Myanmar jatuh ke dalam krisis sejak tentara menggulingkan pemerintah terpilih yang dipimpin Aung San Suu Kyi dalam kudeta 1 Februari. Militer menahannya dan pejabat partai Liga Nasional untuk Demokrasi dan membentuk junta militer yang berkuasa.
Militer melaporkan kecurangan dalam pemilihan pada November lalu. Namun KPU Myanmar mengatakan pemungutan suara itu adil.
Lebih dari 60 orang telah tewas dan sekitar 1.800 orang ditahan dalam tindakan kejam militer terhadap massa yang memprotes kudeta di negara Asia Tenggara itu, kata sebuah kelompok advokasi. Puluhan jurnalis termasuk di antara mereka yang ditangkap.
PBB gagal mencapai konsensus atas Myanmar
Dewan Keamanan PBB pada 9 Maret tidak berhasil untuk menyetujui pernyataan yang mengutuk kudeta tersebut.
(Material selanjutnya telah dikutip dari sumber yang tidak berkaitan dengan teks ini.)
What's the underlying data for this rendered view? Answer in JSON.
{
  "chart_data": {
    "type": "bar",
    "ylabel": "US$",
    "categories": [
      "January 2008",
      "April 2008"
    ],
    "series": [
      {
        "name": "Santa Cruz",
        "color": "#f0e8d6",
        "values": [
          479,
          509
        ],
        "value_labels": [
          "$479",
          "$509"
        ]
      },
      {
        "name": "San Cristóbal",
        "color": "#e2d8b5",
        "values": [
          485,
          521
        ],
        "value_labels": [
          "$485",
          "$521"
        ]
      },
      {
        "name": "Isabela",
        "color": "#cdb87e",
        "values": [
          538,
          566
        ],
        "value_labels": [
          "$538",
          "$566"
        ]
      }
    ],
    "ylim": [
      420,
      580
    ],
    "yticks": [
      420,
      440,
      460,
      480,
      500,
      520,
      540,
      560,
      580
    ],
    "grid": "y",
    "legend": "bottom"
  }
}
Sebaliknya, lembaga dunia itu menyerukan agar militer menahan diri dan mengancam akan mengambil “tindakan lebih lanjut,” meskipun para diplomat mengatakan pembicaraan kemungkinan akan berlanjut.
Dalam upaya awal untuk menyelesaikan teks tersebut, Tiongkok, Rusia, India, dan Vietnam semuanya menyarankan perubahan pada 9 Maret atas draf oleh Inggris, namun para diplomat mengatakan, termasuk penghapusan penyebutan kudeta dan ancaman untuk mempertimbangkan tindakan lebih lanjut.
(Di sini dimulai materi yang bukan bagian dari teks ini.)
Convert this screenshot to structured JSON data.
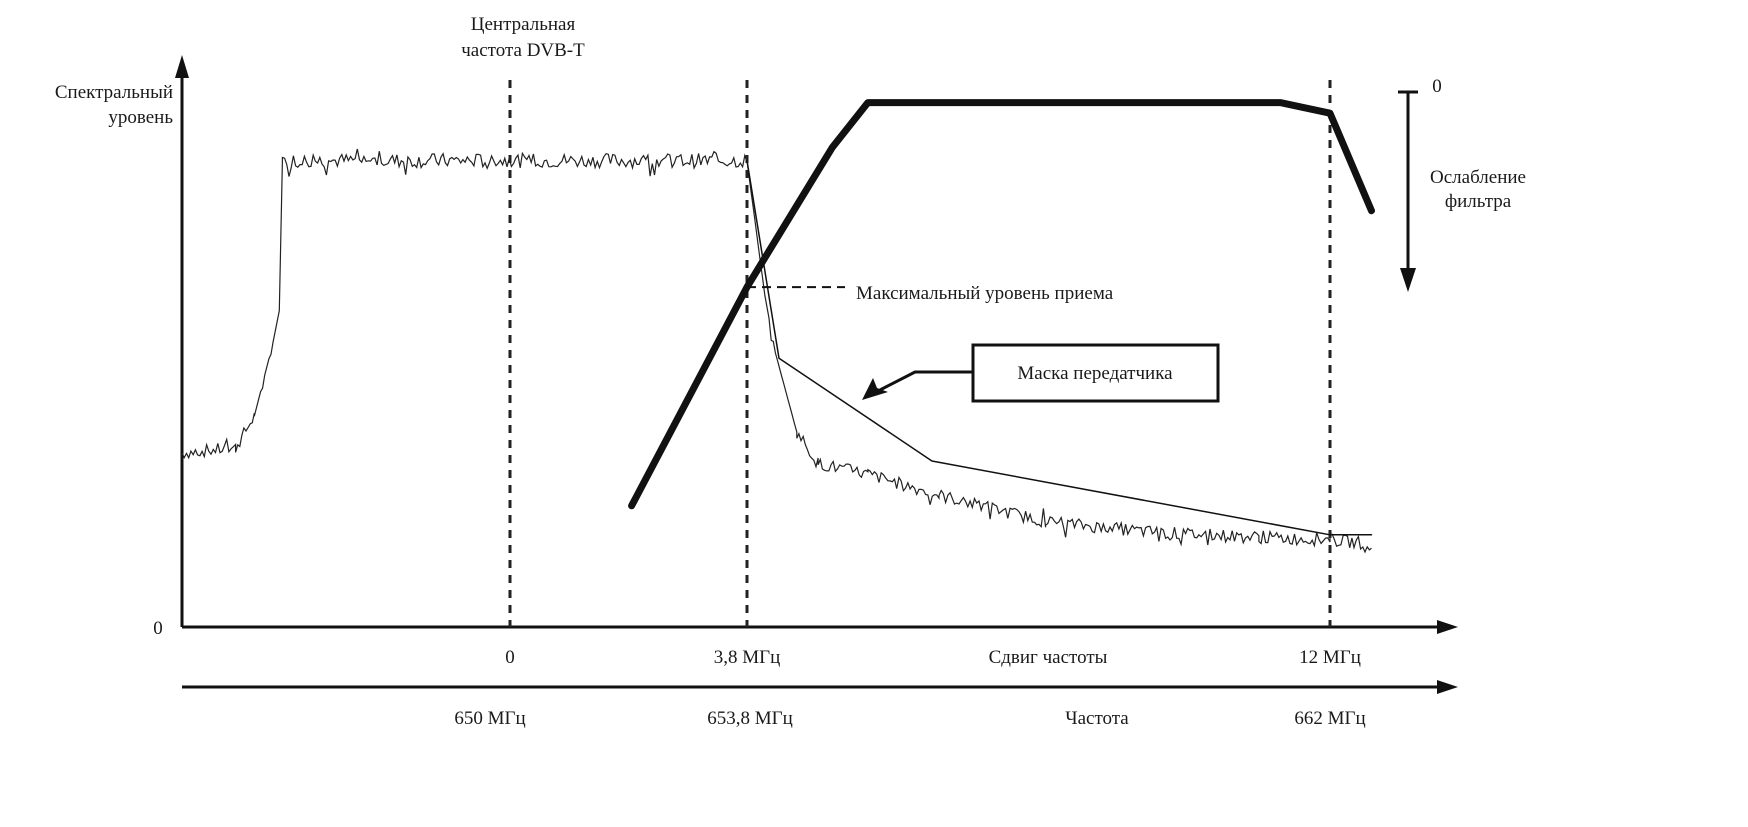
{
  "chart_data": {
    "type": "line",
    "title": "",
    "annotations": {
      "center_label_line1": "Центральная",
      "center_label_line2": "частота DVB-T",
      "max_level_label": "Максимальный уровень приема",
      "mask_box_label": "Маска передатчика",
      "filter_label_line1": "Ослабление",
      "filter_label_line2": "фильтра",
      "filter_zero_label": "0"
    },
    "y_axis": {
      "label_line1": "Спектральный",
      "label_line2": "уровень",
      "origin_label": "0",
      "range": [
        0,
        100
      ]
    },
    "x_axis_offset": {
      "label": "Сдвиг частоты",
      "ticks": [
        {
          "value": 0,
          "label": "0"
        },
        {
          "value": 3.8,
          "label": "3,8 МГц"
        },
        {
          "value": 12,
          "label": "12 МГц"
        }
      ],
      "range_mhz": [
        -5.26,
        13.3
      ]
    },
    "x_axis_absolute": {
      "label": "Частота",
      "ticks": [
        {
          "value": 650,
          "label": "650 МГц"
        },
        {
          "value": 653.8,
          "label": "653,8 МГц"
        },
        {
          "value": 662,
          "label": "662 МГц"
        }
      ]
    },
    "series": [
      {
        "name": "DVB-T spectrum (noisy)",
        "style": "thin-noisy",
        "points": [
          [
            -5.26,
            33
          ],
          [
            -4.4,
            34
          ],
          [
            -4.1,
            40
          ],
          [
            -3.8,
            54
          ],
          [
            -3.7,
            60
          ],
          [
            -3.65,
            88.5
          ],
          [
            3.8,
            88.5
          ],
          [
            4.05,
            63
          ],
          [
            4.2,
            52
          ],
          [
            4.5,
            37
          ],
          [
            4.8,
            31
          ],
          [
            5.5,
            29
          ],
          [
            6.5,
            25
          ],
          [
            8.0,
            20
          ],
          [
            9.5,
            18
          ],
          [
            11.0,
            17
          ],
          [
            12.0,
            16.5
          ],
          [
            12.6,
            15.8
          ]
        ]
      },
      {
        "name": "Transmitter mask",
        "style": "thin",
        "points": [
          [
            3.8,
            88.5
          ],
          [
            4.25,
            51
          ],
          [
            6.4,
            31.5
          ],
          [
            12.0,
            17.5
          ],
          [
            12.6,
            17.5
          ]
        ]
      },
      {
        "name": "Filter response",
        "style": "thick",
        "points": [
          [
            1.95,
            23
          ],
          [
            3.8,
            64.5
          ],
          [
            5.0,
            91
          ],
          [
            5.5,
            99.5
          ],
          [
            11.3,
            99.5
          ],
          [
            12.0,
            97.5
          ],
          [
            12.6,
            79
          ]
        ]
      }
    ],
    "markers": {
      "vertical_dashed_at_mhz": [
        0,
        3.8,
        12
      ],
      "max_level_value": 64.5
    }
  }
}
Pernyataan seperti itu disepakati oleh 15 anggota badan melalui konsensus.
Dewan Keamanan mengeluarkan pernyataan kepada pers bulan lalu yang menyuarakan keprihatinan atas keadaan darurat yang diberlakukan oleh militer Myanmar dan menyerukan pembebasan semua yang ditahan, tetapi tidak mengutuk kudeta karena mendapat oposisi dari Rusia dan Tiongkok.
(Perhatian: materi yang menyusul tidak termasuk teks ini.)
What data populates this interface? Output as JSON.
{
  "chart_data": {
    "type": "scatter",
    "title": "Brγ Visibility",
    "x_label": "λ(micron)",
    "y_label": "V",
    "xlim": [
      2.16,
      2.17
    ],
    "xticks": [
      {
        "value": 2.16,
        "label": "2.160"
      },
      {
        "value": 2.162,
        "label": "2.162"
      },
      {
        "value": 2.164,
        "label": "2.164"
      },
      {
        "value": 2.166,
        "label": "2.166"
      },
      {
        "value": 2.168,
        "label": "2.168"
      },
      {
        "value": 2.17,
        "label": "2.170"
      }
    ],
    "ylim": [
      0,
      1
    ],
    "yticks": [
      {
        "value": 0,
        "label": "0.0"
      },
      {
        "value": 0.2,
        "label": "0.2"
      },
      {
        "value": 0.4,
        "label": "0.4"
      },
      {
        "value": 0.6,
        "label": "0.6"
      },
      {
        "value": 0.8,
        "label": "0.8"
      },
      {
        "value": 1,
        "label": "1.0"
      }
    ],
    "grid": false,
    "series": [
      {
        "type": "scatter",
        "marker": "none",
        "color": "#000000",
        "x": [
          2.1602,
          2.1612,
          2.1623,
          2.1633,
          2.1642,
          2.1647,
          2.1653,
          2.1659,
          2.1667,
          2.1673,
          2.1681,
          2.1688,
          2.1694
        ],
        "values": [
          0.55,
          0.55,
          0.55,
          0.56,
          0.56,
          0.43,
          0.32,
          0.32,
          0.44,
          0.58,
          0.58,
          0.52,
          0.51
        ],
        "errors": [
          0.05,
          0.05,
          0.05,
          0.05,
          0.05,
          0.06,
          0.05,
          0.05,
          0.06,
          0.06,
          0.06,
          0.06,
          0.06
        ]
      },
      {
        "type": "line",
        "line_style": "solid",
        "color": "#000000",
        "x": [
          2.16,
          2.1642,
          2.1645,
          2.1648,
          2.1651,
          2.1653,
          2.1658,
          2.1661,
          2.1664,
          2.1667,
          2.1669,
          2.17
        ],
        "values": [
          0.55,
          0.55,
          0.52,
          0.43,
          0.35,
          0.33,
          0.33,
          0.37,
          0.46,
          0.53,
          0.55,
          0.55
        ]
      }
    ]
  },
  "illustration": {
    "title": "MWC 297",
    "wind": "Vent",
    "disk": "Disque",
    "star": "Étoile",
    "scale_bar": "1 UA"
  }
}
Draf pernyataan Dewan Keamanan yang dilihat Reuters pada 9 Maret menyerukan “agar militer menahan diri sepenuhnya, menekankan bahwa lembaga itu mengikuti situasi dengan cermat, dan menyatakan kesiapannya untuk mempertimbangkan kemungkinan tindakan lebih lanjut.”
Seorang penyelidik independen PBB di Myanmar dan Human Rights Watch yang berbasis di New York telah meminta Dewan Keamanan untuk memberlakukan embargo senjata global dan sanksi ekonomi yang ditargetkan pada junta.
Tetapi untuk menjaga persatuan dewan di Myanmar, para diplomat mengatakan sanksi tidak mungkin dipertimbangkan dalam waktu dekat, karena tindakan seperti itu mungkin akan ditentang oleh Tiongkok dan Rusia, yang memiliki hak veto di PBB sama seperti Amerika Serikat, Prancis dan Inggris.